Monty looked bemused, although truthfully downstairs he had been giving it careful thought and had come to the decision that there was only one name he could bestow – his own father’s. Some might deem this odd for one who had been at such cross purposes with his sire, but perhaps it was for this very reason that Monty chose to make belated amends. ‘Well, I been waiting for this moment all of fifteen years …’
Kit maintained her smile but felt sorry for his daughters whose existence was somehow demeaned by this statement. Monty’s sense of nonfulfilment over the lack of a son, hidden so well all this time, was now clearly evident in that one remark. Yet, in a trice her sympathy was transferred to her brother as his wife jumped in with her own announcement.
‘Probyn!’ Though Sarah beamed, her tone brooked no discussion. ‘He’ll be named after his grandfather – and Montague, of course, after his father.’
Alice demanded to know why this child had a grandfather and she didn’t. Her mother said she had, but he was down in Wales and it was too far away to visit.

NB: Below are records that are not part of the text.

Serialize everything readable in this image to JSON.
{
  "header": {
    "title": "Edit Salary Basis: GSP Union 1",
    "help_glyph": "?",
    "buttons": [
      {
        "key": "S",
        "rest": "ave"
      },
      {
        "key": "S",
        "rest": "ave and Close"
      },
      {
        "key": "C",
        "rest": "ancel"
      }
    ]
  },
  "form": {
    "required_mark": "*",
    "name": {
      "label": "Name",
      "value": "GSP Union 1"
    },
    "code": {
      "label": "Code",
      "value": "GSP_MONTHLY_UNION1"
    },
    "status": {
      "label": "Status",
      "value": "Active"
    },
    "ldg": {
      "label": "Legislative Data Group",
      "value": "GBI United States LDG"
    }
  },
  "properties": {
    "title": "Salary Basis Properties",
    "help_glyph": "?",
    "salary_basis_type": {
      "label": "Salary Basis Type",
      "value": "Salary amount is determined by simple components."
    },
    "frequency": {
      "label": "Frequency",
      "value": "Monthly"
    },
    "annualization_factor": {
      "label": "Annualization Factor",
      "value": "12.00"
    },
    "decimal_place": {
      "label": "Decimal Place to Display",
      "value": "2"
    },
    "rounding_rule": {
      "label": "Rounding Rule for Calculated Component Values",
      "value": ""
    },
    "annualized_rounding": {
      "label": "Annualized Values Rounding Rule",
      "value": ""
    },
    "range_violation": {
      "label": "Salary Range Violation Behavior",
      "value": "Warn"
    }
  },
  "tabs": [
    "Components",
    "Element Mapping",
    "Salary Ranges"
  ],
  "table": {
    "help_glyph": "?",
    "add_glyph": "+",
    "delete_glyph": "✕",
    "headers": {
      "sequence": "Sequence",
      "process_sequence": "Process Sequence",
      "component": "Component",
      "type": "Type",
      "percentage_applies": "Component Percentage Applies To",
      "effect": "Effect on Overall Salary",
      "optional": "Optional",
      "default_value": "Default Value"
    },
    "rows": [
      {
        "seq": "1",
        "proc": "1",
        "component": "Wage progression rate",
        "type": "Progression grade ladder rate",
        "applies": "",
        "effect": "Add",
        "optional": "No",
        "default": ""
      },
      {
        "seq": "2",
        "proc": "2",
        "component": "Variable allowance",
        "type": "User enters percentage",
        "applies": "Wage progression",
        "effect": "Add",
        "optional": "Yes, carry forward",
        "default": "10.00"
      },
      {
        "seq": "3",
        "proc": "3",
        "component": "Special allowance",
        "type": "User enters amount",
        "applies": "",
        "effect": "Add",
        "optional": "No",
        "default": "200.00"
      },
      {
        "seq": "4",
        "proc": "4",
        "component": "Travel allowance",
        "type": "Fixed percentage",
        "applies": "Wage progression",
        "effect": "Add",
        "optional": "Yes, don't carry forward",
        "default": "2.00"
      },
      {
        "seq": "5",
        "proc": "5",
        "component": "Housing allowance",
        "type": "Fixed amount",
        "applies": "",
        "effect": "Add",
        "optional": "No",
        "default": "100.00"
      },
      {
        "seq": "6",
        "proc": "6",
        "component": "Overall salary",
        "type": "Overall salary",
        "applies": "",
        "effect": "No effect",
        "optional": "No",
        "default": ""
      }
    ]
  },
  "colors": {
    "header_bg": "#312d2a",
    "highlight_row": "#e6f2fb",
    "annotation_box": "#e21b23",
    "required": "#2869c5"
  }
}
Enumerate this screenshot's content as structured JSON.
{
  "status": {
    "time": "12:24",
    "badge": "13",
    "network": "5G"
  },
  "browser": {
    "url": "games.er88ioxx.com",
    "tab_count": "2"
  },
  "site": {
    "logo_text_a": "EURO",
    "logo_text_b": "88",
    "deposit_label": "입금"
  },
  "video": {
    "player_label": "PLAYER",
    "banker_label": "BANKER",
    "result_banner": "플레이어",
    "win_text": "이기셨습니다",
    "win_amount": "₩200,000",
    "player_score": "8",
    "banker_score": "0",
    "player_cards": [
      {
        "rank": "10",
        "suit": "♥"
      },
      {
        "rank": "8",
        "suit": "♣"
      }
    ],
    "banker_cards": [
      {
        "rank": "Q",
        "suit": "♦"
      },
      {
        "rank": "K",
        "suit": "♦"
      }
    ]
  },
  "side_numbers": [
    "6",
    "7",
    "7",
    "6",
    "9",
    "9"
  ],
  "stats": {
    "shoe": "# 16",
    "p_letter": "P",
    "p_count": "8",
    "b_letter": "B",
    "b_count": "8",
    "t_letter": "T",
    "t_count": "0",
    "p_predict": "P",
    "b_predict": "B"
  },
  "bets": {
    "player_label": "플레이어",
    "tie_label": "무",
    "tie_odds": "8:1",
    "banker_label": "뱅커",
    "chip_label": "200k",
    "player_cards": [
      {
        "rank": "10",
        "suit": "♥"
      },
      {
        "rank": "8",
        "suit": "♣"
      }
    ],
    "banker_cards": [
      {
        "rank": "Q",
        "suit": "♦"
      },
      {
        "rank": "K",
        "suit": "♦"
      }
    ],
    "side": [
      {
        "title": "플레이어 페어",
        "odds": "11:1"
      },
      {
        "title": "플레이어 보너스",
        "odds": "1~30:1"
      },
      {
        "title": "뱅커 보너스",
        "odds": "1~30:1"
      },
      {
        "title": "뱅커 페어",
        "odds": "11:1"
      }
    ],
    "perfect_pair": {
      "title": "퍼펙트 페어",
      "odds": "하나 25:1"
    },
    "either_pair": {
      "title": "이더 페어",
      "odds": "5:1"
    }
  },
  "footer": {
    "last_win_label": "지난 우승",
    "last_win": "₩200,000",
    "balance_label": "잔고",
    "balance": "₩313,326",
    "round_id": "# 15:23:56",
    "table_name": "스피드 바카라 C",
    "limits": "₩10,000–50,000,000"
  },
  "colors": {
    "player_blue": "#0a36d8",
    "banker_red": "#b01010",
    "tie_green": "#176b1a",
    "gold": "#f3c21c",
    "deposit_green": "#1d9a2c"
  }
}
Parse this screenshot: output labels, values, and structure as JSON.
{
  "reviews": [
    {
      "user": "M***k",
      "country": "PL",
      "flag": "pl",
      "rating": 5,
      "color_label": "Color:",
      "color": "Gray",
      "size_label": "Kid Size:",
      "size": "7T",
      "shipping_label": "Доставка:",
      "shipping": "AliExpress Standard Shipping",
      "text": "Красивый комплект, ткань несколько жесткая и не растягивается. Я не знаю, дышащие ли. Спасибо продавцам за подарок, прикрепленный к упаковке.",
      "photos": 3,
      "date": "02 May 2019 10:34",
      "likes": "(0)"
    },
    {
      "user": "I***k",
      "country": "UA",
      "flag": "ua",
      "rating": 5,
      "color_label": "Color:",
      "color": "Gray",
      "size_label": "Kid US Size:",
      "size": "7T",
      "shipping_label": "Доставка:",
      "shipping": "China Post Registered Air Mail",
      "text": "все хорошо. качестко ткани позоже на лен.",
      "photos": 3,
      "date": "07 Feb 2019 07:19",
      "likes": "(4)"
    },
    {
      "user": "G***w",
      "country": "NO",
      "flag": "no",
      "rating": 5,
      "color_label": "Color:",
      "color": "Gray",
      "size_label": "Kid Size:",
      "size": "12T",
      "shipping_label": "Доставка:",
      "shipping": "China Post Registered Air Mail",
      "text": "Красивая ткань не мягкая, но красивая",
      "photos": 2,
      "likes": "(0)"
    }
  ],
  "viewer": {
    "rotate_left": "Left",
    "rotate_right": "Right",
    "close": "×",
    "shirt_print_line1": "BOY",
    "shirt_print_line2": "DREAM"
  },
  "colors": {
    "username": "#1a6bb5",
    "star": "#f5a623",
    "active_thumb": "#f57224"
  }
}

Monty hid his disappointment well. Time had shown that there was no point in trying to change his wife’s mind. For a moment his downcast eyes took in the new-born’s cherubic face. Then he smiled and asked himself if it really mattered. He had a son – was so full of pride that he felt his chest might explode. ‘Probyn Montague Kilmaster.’ His voice cracked as he spoke it.
Kit issued compliment, but privately thought that it was far too grand a name for a poor little boy whose only role in life was to follow
his father down the pit.
5
In those first waking moments, when a persistent tapping infiltrated her dream, Kit had no idea where she was until the realization came: she had stayed the night at home. Normally, after she had spent the afternoon and most of the evening with her family she would leave at nine thirty and return to her workplace near Leeds. Yesterday, however, she had been unable to tear herself away from the happy atmosphere. After her sisters and Owen had said their goodbyes and gone home, she voiced her intention of remaining until morning. So long as she rose at four o’clock with Monty she would be there in time to light the fires and clean the sitting room before waking Cook with her morning cup of tea.
Automatically, she reached an arm across her bedfellows and used her knuckle to return the tap as indication that she had heard. For the last few years the Kilmasters had been spared from having to pay tuppence to the knocker-up by old Mrs Allen, their neighbour, who, since her husband’s death in a pit explosion, had been unable to slumber past the hour that he had normally risen and so had transferred the benefits of her insomnia to them.
Lack of bed space notwithstanding, Kit rolled on to her back, yawned, then commenced her morning ritual. Extending her warm, marshmallow body to its full length, she wriggled her toes to bring them awake – issuing soft apology to Ethel who slept with her head at the foot of the bed and now received Kit’s toe in her ear – stretched calf and thigh muscles, buttocks, shoulders, neck … then relaxed into the mattress again to lie for another few seconds, trying to postpone the release of accumulated bodily gases out of compassion for her roommates.